This condition is an irritation or compression of one or more nerve roots in the cervical spine. Because these nerves travel to the shoulders, arms and hands, an injury in the cervical spine can cause symptoms in these areas. Cervical radiculopathy may result from a variety of problems with the bones and tissues of the cervical spinal column.
Nerve roots in the cervical spine (neck) travel to the shoulders, arm, hands, and fingers. A neck injury can compress or irritate a cervical nerve root, creating symptoms in the areas where that nerve travels.
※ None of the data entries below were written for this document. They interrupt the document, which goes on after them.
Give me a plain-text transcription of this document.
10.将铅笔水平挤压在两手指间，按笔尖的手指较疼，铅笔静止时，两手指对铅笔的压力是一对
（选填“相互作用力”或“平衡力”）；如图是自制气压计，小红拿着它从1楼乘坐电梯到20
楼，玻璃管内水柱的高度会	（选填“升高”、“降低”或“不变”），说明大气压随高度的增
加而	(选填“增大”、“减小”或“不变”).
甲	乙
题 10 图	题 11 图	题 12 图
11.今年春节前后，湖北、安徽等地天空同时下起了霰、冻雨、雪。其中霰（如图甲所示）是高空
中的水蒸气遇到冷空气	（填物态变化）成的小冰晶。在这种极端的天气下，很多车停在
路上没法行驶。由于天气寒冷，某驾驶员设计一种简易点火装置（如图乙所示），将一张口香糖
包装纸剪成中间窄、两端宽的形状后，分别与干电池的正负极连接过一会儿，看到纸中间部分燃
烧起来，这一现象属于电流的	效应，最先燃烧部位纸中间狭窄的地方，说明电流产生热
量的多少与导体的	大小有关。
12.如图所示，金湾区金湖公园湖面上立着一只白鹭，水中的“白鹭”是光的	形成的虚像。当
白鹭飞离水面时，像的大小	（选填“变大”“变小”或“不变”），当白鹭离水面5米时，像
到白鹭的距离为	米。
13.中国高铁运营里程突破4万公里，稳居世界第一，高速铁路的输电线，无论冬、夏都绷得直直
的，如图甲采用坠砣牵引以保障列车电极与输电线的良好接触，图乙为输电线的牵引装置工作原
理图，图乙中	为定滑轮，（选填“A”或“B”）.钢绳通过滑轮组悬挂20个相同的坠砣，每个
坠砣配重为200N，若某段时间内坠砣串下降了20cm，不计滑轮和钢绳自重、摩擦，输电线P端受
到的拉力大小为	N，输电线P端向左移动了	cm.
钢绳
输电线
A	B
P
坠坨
There are three primary causes of cervical radiculopathy. A herniated disc can press against a nerve when the disc’s outer wall (fibrosis) ruptures and some of its contents extend beyond the disc’s natural border. A degenerated disc loses its fluid content and height, causing the vertebra above and below it to come closer together and crowd the nerve root space. Also, spinal stenosis can cause pressure against the spinal cord or nerves because vertebra have shifted out of natural position .
Cervical Radiculopathy typically causes pain, weakness, numbness and/or tingling. The intensity of the symptoms depends on how severely the nerve root is being compressed or irritated, while the location of the symptoms depends on what nerve root is being compressed. For example, nerve root compression at the fifth cervical vertebra (C5) may cause symptoms in the front shoulder and the front of the upper arm, whereas C6 nerve root compression may cause symptoms down the side of the arms and into the hands and fingers.